To begin with, I first checked to see if the function name we were interested in was in the executable at all. Some binaries are stripped or obfuscated, making this job a lot harder.

  • strings Monkey4.exe  | grep SetActorLocalAlpha

This returned two instances:

SetActorLocalAlpha
SetActorLocalAlpha: Actor isn't wearing any primitives!

This looked promising! I put the Monkey4.exe binary into IDA and let it process the file. Once this was complete, I searched for the text SetActorLocalAlpha. Lucky for us, there’s a jump table with the function name in ASCII, likely for the Lua scripting engine to convert the text into the actual function call. The entry for SetActorLocalAlpha is found at 0x004C06D8, and points to a function call at 0x00413570. We now have the entry point for the function we’re interested in!

In the next post, we’ll investigate what can be learned from the Lua scripts that actually call this function and how it can be used to improve our code.

Introduction, Unpacking and Moving in

Hi! My name is Joe Jezak and I’ve decided to start working on fixing the issues with Escape from Monkey Island (EMI) in ResidualVM.

Usually, when I start working on a new project, the first step is to see what happens when you run it! So, to get started, I first found my EMI discs:

The Discs were hanging out with some old friends!

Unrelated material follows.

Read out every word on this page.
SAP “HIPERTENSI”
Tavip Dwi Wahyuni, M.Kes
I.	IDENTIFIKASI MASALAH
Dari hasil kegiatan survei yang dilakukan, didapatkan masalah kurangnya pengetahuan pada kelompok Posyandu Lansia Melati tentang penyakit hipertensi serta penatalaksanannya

To prepare the discs for use in ResidualVM, I copied the contents of the Monkey4 directory on both discs to my hard drive. As noted here, you must rename Textures/FullMonkeyMap.imt however, I found that both CD’s files must be renamed, not just the file on disc 2. So, for disc 1, the file must be renamed to Textures/FullMonkeyMap1.imt and for disc 2, the file must be renamed to Textures/FullMonkeyMap2.imt. When copying the files, make sure that you copy the .m4b files from the MonkeyInstall directory as well! Finally, I found that the voiceAll.m4b file must be copied from disc 1, the copy from disc 2 causes an MD5 error. Also remember that you may need to copy the patch (if needed) and the data file from the Residual project into your EMI data directory.

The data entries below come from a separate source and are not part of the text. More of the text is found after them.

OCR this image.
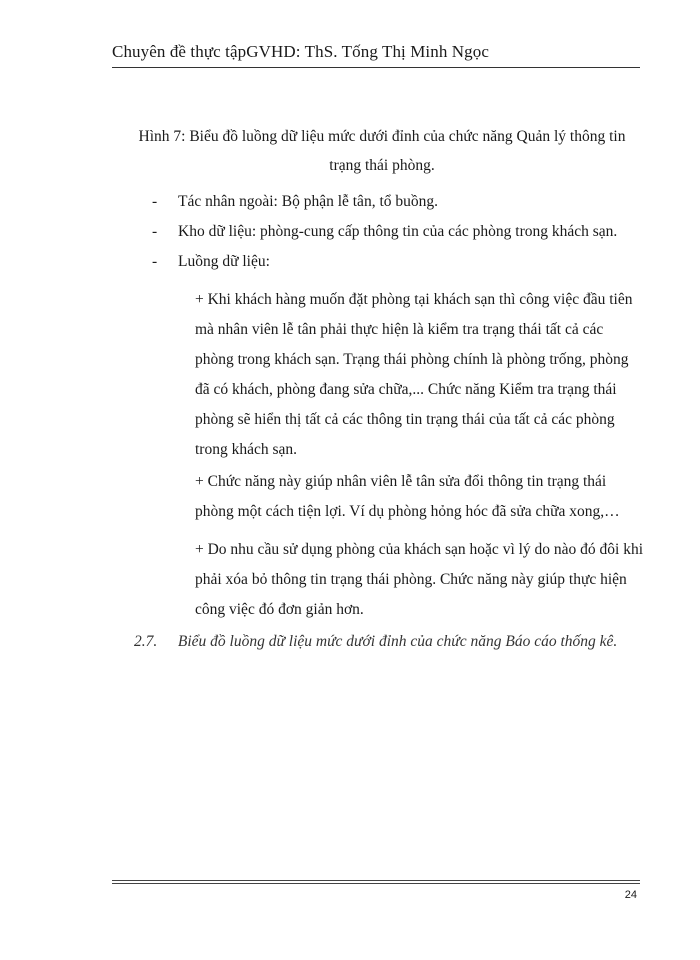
Chuyên đề thực tậpGVHD: ThS. Tống Thị Minh Ngọc
Hình 7: Biểu đồ luồng dữ liệu mức dưới đỉnh của chức năng Quản lý thông tin
trạng thái phòng.
-	Tác nhân ngoài: Bộ phận lễ tân, tổ buồng.
-	Kho dữ liệu: phòng-cung cấp thông tin của các phòng trong khách sạn.
-	Luồng dữ liệu:
+ Khi khách hàng muốn đặt phòng tại khách sạn thì công việc đầu tiên mà nhân viên lễ tân phải thực hiện là kiểm tra trạng thái tất cả các phòng trong khách sạn. Trạng thái phòng chính là phòng trống, phòng đã có khách, phòng đang sửa chữa,... Chức năng Kiểm tra trạng thái phòng sẽ hiển thị tất cả các thông tin trạng thái của tất cả các phòng trong khách sạn.
+ Chức năng này giúp nhân viên lễ tân sửa đổi thông tin trạng thái phòng một cách tiện lợi. Ví dụ phòng hỏng hóc đã sửa chữa xong,…
+ Do nhu cầu sử dụng phòng của khách sạn hoặc vì lý do nào đó đôi khi phải xóa bỏ thông tin trạng thái phòng. Chức năng này giúp thực hiện công việc đó đơn giản hơn.
2.7. Biểu đồ luồng dữ liệu mức dưới đỉnh của chức năng Báo cáo thống kê.
24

Okay, so now, we have the game data files. Great! The next step is to fetch the ResidualVM source code and build it by following these directions. That wasn’t too bad! It compiled cleanly on the first try with no issues. I started up the build and set it up by adding a game and pointing it at the location I stored the data files.

Setting Up the Game

Now, I crossed my fingers and started up the game and it worked! Kind of:

There’s something missing here…

It was apparent that there is an issue with fading between images, resulting in weird output like this. A bug to add to the list! However, things actually work a whole lot better than this first impression would seem. I was able to complete the whole first act (Act 0?) without any game breaking bugs. There were plenty of issues, such as the hot coal floating around like mad and the wick on the cannon not burning away, but the game was playable. Great!

Guybrush Threepwood at his polygonal best

So, where to from here? Helpfully, the current build prints out a large number of debugging messages from the Lua interpreter pointing out places where there is missing code. I decided to pick one and see if I could figure out what needed to be in this function. But that’s for the next entry, this one has gone on long enough.